UTICA, N.Y. (WKTV) -- When Marron Mcleod was in the service, he fought for a country that turned its back on him.

"Say if you took a German prisoner and transfer them from Germany to the United States, he had more rights than I had," said Marron McLeod.

Years later, he designs the route for the Martin Luther King Jr. March in Utica that starts at the St. Hope Chapel Zion Church. Each step lightens the load on his heart.

"Marching, stuff like that, that helps eliminate, it makes me feel better," said McLeod.

This day celebrates the birth of the civil rights leader and many say they can't imagine life today had he never been born.

"I don't think we would've made the progress we've made with regard to prejudice, discrimination, segregation. I don't think we'd be as far as we are," said Jean Davis, chairman of the Oneida County Rev. Dr. Martin Luther, Jr. Committee.

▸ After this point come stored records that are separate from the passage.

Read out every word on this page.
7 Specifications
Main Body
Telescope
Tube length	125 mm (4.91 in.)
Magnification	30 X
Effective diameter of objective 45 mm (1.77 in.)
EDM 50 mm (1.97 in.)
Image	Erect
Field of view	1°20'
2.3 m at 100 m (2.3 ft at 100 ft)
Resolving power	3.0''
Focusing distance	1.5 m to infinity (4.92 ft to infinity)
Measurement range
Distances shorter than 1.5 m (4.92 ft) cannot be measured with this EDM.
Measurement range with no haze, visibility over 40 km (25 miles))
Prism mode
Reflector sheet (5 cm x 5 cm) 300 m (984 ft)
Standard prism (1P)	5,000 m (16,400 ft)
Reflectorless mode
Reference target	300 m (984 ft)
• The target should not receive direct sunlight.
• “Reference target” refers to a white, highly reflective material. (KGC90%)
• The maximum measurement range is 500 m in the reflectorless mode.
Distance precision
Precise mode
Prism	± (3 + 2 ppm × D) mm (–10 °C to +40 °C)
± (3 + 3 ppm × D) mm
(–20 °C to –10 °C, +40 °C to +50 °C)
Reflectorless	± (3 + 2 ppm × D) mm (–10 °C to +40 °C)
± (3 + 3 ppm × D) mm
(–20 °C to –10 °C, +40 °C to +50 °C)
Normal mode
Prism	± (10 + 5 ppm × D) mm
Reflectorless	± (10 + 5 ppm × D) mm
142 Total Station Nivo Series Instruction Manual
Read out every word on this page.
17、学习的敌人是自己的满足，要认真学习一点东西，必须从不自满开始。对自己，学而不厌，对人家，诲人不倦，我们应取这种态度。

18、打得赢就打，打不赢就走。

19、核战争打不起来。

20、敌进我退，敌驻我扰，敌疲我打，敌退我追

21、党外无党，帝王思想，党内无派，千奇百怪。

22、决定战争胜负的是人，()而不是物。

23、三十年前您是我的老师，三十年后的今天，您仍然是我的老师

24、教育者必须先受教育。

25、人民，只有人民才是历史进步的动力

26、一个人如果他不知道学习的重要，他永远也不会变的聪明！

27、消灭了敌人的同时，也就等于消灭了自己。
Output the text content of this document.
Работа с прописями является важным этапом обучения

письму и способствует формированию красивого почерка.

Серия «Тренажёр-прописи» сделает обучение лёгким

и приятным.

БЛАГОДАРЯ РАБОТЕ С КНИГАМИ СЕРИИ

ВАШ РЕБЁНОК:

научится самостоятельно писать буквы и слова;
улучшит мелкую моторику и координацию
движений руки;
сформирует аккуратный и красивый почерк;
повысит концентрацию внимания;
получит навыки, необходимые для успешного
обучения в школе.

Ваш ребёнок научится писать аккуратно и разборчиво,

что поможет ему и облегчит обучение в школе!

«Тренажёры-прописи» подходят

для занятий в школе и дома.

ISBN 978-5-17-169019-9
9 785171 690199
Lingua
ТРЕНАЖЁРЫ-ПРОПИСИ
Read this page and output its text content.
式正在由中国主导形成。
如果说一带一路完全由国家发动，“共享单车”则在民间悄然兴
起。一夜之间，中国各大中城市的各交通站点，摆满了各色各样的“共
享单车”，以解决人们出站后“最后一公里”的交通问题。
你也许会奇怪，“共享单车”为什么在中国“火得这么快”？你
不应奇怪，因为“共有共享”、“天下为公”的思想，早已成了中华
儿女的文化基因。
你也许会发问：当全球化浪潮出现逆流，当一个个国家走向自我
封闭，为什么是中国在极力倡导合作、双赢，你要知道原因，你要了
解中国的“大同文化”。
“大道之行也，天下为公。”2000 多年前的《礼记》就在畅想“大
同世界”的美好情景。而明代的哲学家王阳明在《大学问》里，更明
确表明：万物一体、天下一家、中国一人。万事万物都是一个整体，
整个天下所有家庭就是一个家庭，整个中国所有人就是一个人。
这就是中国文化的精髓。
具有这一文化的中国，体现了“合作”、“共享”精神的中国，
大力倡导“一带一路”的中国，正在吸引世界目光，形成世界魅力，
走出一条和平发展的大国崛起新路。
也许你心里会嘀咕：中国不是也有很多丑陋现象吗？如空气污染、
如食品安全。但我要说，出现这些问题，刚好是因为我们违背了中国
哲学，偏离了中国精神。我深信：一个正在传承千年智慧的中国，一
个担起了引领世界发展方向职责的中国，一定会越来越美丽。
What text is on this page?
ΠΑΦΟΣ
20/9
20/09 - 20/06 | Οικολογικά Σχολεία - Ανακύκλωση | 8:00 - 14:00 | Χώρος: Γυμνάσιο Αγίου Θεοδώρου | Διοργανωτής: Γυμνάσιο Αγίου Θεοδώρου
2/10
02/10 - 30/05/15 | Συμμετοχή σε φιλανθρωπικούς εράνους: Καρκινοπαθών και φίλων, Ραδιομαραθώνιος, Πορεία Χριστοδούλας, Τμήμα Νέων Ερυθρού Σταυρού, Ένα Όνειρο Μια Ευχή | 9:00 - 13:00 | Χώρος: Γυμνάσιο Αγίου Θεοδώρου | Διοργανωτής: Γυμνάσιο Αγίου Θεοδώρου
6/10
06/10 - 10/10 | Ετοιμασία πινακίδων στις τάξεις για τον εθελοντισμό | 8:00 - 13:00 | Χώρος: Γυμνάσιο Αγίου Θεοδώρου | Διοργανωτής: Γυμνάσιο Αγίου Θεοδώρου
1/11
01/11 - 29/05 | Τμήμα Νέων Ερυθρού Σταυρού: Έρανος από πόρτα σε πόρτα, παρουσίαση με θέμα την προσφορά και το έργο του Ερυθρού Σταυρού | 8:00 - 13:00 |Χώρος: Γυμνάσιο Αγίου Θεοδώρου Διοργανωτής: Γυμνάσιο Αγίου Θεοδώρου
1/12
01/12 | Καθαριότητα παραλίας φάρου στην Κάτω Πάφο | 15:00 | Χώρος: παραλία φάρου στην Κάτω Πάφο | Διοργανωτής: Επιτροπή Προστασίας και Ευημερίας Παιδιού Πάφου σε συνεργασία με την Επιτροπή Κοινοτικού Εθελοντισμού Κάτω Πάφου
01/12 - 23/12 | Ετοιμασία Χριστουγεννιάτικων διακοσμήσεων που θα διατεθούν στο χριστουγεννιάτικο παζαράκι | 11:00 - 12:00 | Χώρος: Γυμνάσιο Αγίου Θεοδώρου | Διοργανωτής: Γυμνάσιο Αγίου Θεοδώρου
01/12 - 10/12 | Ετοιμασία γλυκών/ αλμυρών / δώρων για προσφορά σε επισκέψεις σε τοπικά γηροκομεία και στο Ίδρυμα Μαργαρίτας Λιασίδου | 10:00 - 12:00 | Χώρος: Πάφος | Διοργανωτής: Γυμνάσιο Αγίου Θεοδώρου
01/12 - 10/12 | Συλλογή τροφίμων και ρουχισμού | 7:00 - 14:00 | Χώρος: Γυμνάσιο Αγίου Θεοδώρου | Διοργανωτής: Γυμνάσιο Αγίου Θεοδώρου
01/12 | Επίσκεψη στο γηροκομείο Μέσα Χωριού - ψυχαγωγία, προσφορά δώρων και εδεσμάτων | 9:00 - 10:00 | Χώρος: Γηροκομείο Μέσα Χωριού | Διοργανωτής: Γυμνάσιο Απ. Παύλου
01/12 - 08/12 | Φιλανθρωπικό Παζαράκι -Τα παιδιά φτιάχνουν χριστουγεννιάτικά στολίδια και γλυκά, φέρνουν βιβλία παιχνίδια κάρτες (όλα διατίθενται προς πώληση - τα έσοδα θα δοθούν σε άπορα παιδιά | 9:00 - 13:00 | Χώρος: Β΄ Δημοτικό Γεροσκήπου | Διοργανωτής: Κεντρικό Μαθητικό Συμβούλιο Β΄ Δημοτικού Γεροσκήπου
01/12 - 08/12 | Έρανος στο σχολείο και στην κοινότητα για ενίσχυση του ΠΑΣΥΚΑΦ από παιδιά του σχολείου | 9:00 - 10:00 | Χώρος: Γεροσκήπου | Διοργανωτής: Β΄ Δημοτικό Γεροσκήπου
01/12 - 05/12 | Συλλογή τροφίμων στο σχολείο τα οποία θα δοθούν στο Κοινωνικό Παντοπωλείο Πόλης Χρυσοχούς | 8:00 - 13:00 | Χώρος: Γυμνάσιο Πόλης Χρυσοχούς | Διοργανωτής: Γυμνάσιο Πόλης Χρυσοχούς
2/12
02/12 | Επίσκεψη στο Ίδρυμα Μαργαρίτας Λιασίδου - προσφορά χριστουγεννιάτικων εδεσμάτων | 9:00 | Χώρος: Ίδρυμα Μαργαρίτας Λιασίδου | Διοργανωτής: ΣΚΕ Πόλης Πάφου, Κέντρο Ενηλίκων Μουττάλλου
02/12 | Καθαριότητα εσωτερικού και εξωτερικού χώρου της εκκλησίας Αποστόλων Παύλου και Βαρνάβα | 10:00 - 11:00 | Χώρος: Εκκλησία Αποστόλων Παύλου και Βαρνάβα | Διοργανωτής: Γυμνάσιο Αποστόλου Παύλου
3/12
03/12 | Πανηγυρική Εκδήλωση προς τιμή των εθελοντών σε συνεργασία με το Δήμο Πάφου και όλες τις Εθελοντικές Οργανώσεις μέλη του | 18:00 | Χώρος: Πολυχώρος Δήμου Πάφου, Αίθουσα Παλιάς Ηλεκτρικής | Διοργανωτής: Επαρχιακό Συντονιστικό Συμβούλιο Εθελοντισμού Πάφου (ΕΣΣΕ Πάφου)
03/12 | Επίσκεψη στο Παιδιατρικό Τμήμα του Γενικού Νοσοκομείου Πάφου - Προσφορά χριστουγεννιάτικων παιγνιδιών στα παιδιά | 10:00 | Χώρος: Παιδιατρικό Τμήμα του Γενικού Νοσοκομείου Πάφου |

This march honors the progress Martin Luther King Jr. made but several of the marchers said the country has more steps to take forward.

"We still are not where we should be as a nation of everyone being Americans and we still are not always judged by the content of our character, but by the color of our skin," said Davis.

The president of the Utica branch of NAACP, Dietra Harvey, says carrying Dr. king's mission forward is about more than eliminating racism, it's about breaking down all barriers that stand between us.

"Sometimes its a challenge to accept differences, but when we come together to make the decision individually to do so then that can make all the difference," said Harvey.